Thinking about HERE brings me on to Q&As. I know that that one went on for 40 or so minutes because I was queuing outside in the building site that is Leicester Square, waiting to go into Drifters. Q&As are dreadful. While it’s interesting to get a look at who made the film, without exception, they just serve as an excuse to make long rambling statements that have nothing to do with the film: sometimes the culprit is the director. Kudos to the Italian translator for keeping up with Andrea Molaioli at the Q&A for The Jewel. The Spanish translator was something special too: not only could she simultaneously translate, she also offered her own little asides, which were always pertinent. Sadly, Pablo Giorgelli, the director of Las Acacias (which won the festival’s Sutherland Award for most original and imaginative feature debut) spoke good English, so was perfectly able to understand the first question rudely put to him; “why was your film in this festival? You could have told that story in 30 minutes.”

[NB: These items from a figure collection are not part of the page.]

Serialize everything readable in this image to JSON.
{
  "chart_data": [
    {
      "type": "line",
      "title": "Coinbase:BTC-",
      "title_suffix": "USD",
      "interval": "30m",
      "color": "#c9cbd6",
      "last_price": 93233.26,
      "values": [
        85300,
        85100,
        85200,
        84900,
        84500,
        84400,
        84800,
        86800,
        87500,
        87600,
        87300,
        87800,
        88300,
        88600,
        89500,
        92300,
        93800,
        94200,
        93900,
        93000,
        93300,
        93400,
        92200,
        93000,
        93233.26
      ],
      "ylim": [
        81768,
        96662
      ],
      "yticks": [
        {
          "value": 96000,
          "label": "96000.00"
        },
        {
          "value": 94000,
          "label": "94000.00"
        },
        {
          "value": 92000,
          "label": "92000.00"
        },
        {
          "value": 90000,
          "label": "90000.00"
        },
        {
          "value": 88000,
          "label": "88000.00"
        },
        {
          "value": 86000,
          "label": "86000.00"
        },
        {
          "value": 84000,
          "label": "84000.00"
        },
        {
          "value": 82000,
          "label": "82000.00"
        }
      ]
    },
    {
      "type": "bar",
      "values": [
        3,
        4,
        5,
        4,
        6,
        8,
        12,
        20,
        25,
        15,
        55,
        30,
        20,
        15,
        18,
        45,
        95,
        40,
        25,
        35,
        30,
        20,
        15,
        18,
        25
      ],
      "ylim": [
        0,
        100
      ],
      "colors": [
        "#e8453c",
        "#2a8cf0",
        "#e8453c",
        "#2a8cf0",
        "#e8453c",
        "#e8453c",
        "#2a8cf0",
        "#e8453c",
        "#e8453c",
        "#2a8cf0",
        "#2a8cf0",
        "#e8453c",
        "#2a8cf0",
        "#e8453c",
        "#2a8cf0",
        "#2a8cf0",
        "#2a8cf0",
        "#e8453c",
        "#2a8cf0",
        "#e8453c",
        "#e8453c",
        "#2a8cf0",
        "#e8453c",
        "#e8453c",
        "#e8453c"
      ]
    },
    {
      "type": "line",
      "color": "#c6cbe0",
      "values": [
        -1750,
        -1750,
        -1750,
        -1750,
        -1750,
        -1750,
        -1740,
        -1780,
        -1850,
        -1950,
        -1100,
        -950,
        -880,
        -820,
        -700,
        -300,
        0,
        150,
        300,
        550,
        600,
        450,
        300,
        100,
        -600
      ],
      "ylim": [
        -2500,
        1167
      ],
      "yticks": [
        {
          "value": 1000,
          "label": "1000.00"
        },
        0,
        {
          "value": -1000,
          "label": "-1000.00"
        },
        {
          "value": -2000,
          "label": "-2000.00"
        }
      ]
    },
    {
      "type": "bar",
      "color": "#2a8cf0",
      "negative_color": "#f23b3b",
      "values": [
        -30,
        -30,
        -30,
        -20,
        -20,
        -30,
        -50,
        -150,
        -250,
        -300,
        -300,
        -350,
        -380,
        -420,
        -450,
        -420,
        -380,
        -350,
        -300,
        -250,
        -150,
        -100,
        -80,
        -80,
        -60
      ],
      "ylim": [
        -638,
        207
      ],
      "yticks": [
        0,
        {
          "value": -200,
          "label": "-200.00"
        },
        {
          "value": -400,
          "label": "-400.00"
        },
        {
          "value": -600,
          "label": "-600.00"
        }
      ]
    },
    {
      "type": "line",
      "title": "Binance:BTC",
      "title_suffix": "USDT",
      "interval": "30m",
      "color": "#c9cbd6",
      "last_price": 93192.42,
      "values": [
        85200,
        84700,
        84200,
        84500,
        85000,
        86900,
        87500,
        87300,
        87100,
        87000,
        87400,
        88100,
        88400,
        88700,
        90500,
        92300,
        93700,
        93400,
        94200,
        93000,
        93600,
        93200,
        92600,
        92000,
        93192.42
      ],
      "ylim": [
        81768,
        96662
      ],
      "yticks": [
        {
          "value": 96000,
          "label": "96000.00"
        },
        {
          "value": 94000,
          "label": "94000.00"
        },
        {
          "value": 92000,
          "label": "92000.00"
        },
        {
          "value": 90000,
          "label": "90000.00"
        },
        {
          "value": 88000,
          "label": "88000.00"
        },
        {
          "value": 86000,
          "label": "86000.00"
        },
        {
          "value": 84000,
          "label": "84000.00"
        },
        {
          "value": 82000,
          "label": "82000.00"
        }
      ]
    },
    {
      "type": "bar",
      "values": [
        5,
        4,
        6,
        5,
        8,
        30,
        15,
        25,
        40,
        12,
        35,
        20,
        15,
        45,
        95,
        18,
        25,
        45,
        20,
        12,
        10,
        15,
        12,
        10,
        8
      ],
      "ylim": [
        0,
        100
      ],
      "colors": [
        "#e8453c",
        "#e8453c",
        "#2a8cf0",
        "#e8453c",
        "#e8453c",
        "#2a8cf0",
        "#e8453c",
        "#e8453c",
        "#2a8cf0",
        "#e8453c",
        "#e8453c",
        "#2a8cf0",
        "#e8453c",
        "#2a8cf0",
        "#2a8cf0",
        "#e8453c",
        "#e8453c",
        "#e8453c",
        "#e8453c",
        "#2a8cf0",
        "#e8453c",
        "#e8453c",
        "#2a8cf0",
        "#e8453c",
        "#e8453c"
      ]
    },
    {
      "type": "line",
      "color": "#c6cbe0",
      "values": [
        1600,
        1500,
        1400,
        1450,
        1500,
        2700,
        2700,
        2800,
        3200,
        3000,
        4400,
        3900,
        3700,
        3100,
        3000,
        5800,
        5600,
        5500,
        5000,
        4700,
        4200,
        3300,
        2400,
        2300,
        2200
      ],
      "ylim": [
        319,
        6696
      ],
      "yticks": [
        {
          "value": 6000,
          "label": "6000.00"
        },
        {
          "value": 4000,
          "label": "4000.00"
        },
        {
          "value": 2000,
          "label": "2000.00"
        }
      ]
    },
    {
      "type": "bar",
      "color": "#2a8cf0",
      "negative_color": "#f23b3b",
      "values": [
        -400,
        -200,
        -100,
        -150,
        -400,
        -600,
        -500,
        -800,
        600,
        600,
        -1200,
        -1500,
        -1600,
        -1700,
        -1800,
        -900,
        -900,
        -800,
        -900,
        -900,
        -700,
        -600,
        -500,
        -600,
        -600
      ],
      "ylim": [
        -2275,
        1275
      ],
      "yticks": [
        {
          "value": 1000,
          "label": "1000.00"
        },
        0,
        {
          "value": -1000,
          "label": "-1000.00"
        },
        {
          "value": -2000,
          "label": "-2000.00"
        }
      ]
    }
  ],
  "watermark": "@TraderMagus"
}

I’m not sure that I saw any great films this year. I admired We Need to Talk About Kevin as an adaptation that stands as a piece of work in its own right (and there is no way I will ever read the book), I liked Once Upon a Time in Anatolia but it broke my rule that no film needs to be over 110 minutes long, I avoided mumblecore, and marvelled at how This is Not a Film might have been smuggled out of Iran. What I did see is plenty, good bad and indifferent, that I would never have been able to see had it not been for the London Film Festival. Here’s to next year.
Audience Awards
thanks to everyone who voted…
Best Film – Shame
Best UK Film (tie) – Wild Bill and Weekend
Best actor (tie) – Sean Penn (This Must Be the Place), Jean Dujardin (The Artist), Michael Shannon (Take Shelter)
Great to see Wild Bill is so well liked by Mostly Film bloggers. It really is a great debut and I hope it finds the audience that it deserves.